Il grezzo dopo essere stato sottoposto ad un processo di pretrattamento viene inviato mediante nastro trasportatore all’impianto di lavaggio. Quest’ultimo tratta nominalmente circa 700 t/h di materiale ed è strutturato in 3 sezioni distinte nelle quali il grezzo di miniera preventivamente vagliato ad umido viene trattato meccanicamente senza subire modificazioni chimiche. Sezione del grosso, -120 + 20 mm; La sezione del “grosso” (-120+20mm) consta di un separatore statico a ruota inclinata “Drew Boy” che, sfruttando l’azione della forza di gravità consente di recuperare dalla vasca contenente il mezzo denso il carbone che galleggia (float) dallo sterile che affonda (sink); La sezione del “medio” (-20+1mm) è costituita da quattro separatori dinamici tipo “Tri-Flo®” che sfruttando l’azione combinata della forza centrifuga e della forza di gravità consentono la separazione del carbone dallo sterile; Nella sezione del “fine” (-1mm), la separazione dei prodotti avviene mediante un sistema dinamico di spirali costituite da un canale elicoidale a più spire. Una pompa invia la torbida (miscela acqua-materiale) in testa alle spirali; lungo il percorso i grani leggeri (carbone) si portano per centrifugazione all’esterno mentre i pesanti seguono l’asse del canale e vengono spillati.

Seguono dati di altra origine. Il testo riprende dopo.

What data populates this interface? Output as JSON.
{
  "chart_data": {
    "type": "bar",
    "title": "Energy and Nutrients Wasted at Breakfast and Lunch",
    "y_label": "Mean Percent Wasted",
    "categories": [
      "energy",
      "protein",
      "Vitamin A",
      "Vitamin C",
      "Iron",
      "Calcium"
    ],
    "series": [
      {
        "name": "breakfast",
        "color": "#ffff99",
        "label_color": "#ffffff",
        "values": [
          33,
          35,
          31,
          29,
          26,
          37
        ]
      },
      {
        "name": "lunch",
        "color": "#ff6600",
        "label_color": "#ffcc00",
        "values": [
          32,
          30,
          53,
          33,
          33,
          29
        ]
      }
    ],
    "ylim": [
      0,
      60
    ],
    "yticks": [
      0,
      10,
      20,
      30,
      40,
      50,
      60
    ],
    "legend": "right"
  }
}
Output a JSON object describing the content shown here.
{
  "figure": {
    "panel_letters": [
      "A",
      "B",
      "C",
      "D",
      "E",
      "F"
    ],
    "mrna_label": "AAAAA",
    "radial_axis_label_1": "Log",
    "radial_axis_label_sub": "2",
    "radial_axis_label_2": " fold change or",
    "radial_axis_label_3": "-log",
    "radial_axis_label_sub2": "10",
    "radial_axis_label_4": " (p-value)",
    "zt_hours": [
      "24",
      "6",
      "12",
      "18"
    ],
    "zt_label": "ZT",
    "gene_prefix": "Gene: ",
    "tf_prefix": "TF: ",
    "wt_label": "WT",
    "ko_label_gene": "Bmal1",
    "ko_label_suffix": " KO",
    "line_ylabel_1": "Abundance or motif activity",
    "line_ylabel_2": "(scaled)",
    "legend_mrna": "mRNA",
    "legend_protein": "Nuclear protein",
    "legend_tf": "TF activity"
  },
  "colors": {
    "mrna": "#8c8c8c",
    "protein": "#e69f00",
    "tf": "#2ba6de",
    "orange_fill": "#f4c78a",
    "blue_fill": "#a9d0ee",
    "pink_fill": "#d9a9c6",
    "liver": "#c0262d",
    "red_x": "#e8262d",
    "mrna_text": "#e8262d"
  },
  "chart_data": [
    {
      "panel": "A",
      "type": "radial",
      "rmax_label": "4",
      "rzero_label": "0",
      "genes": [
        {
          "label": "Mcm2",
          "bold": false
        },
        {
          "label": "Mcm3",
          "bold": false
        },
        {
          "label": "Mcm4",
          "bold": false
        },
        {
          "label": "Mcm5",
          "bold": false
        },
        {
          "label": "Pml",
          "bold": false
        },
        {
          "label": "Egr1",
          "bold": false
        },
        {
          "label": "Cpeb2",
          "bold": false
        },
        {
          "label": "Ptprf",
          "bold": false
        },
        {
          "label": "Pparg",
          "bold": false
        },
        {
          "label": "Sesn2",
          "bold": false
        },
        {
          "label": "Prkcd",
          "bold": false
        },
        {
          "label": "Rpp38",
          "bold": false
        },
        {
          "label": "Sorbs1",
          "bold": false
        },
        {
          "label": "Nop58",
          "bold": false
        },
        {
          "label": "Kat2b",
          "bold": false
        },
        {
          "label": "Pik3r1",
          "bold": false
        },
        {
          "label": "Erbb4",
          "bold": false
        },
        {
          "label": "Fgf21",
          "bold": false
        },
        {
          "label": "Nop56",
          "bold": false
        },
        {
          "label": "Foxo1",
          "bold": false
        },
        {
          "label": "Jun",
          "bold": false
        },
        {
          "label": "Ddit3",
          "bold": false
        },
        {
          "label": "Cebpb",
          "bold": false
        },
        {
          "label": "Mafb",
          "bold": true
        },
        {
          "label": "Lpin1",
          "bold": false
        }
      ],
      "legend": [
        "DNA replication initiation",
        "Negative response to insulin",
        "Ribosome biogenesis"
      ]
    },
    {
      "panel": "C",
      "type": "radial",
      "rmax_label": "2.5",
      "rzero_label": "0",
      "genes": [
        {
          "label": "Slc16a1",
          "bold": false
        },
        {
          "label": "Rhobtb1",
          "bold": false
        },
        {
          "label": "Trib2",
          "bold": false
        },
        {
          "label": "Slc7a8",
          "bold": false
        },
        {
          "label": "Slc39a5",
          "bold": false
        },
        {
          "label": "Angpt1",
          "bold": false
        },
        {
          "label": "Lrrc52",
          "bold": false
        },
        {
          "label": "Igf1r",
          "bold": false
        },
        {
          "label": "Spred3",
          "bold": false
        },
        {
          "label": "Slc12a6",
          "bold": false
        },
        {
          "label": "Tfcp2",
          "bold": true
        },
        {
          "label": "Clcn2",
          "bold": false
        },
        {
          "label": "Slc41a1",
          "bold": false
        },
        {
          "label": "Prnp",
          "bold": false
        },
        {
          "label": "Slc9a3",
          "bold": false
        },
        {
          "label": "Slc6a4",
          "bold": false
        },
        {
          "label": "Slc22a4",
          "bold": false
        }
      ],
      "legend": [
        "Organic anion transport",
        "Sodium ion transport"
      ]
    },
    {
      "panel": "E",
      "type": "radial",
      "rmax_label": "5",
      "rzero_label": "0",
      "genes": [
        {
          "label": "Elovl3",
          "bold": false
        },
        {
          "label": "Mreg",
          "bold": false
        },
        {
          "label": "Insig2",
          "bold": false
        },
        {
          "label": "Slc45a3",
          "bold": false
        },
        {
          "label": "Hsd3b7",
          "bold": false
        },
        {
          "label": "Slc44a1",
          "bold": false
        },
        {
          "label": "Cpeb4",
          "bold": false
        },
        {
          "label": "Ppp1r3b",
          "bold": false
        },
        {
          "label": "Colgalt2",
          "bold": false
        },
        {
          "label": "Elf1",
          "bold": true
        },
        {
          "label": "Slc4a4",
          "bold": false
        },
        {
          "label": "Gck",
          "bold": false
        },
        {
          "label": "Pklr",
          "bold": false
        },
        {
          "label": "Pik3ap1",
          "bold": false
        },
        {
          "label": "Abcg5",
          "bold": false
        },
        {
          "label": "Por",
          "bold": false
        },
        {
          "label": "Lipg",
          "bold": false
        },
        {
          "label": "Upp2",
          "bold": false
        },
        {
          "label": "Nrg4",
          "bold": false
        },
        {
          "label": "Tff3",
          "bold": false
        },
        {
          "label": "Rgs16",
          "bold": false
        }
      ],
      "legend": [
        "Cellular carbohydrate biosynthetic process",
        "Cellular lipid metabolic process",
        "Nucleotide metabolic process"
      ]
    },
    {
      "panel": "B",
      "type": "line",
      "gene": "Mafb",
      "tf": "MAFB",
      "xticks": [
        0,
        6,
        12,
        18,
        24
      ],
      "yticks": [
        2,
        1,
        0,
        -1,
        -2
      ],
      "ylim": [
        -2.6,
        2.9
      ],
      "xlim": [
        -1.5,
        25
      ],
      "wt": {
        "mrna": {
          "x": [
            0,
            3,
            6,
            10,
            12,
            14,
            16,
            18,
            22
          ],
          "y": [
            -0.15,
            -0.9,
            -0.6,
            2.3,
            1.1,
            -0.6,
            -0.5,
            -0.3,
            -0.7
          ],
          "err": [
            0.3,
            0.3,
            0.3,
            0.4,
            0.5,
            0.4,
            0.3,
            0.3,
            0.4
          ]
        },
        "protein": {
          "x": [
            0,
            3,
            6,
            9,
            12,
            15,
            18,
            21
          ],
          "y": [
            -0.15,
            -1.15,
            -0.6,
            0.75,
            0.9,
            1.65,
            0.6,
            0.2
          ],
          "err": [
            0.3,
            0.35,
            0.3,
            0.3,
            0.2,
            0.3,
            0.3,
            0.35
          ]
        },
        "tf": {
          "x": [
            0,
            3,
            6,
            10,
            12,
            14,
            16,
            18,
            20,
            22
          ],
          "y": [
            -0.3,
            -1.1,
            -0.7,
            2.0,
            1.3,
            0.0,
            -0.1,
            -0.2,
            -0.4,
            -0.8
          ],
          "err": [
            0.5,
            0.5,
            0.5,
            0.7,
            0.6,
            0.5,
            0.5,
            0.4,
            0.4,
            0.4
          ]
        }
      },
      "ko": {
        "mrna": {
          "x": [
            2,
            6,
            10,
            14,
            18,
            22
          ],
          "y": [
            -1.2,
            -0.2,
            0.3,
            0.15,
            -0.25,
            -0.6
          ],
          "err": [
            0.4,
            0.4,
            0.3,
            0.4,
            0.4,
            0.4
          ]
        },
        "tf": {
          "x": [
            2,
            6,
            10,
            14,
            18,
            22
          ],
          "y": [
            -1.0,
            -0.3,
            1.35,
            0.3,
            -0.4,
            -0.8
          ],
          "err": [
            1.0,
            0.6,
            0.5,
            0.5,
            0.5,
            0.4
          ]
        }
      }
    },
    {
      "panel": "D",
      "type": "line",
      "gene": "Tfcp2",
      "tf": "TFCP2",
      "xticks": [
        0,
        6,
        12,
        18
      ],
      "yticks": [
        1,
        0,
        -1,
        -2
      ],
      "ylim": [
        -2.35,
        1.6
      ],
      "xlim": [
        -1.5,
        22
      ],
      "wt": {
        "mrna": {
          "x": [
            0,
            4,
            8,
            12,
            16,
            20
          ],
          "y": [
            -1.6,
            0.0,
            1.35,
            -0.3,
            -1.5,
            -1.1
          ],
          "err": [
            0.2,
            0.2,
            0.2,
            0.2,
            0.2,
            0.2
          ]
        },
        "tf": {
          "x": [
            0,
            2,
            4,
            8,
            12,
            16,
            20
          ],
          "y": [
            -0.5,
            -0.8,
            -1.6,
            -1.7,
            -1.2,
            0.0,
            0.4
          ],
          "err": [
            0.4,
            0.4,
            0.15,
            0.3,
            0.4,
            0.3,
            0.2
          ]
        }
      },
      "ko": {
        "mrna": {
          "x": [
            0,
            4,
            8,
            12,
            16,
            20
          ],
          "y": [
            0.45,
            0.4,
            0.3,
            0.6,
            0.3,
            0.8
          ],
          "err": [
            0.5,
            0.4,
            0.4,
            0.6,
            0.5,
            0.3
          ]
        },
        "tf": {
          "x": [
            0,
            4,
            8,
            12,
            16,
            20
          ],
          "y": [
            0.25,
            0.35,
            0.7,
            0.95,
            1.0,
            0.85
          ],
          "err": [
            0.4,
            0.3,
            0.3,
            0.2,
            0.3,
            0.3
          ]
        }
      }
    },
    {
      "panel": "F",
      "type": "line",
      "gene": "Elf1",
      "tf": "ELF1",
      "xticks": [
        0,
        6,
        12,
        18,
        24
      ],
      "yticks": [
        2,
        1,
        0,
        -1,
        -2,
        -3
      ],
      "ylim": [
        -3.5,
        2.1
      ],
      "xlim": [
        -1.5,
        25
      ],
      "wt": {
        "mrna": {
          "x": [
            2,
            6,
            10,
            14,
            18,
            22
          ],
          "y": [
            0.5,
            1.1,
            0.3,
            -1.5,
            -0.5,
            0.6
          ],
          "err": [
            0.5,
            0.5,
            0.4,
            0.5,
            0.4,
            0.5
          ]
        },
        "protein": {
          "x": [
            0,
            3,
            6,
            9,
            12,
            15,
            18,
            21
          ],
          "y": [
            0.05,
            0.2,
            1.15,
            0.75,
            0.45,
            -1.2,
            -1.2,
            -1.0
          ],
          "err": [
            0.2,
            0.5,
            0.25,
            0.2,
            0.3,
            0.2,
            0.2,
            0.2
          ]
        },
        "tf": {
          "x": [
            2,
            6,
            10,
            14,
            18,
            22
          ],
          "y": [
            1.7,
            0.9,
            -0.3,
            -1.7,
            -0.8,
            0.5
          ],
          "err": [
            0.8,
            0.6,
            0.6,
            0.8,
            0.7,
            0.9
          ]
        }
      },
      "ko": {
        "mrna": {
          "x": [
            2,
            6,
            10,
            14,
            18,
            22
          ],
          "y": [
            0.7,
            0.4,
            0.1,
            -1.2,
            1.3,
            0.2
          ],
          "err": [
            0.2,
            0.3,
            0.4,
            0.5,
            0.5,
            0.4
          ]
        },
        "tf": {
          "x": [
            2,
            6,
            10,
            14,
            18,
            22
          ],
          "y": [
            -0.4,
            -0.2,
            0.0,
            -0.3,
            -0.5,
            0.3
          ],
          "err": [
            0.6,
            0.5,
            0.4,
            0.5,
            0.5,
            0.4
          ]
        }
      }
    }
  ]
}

Il carbone e lo sterile prima di essere allontanati dall’impianto vengono inviati alle rispettive sezioni di lavaggio costituite da un vaglio di drenaggio e da un separatore magnetico che è in grado di recuperare la maggior parte della magnetite rimasta addensata su entrambi i prodotti e utilizzata per rigenerare il mezzo denso.
LO STOCCAGGIO
Dall’impianto di lavaggio, attraverso un sistema di nastri trasportatori, il carbone lavato e lo sterile vengono stoccati in due silo verticali aventi capacità rispettive di circa 1200 m3 e 1000 m3.
Attualmente è in fase di progettazione un impianto di vagliatura per il recupero degli sterili per la produzione di inerti da costruzione, materiale per sottofondi e rilevati stradali, e per riempimenti, che sarà direttamente collegato al silo di stoccaggio, mediante nastri trasportatori.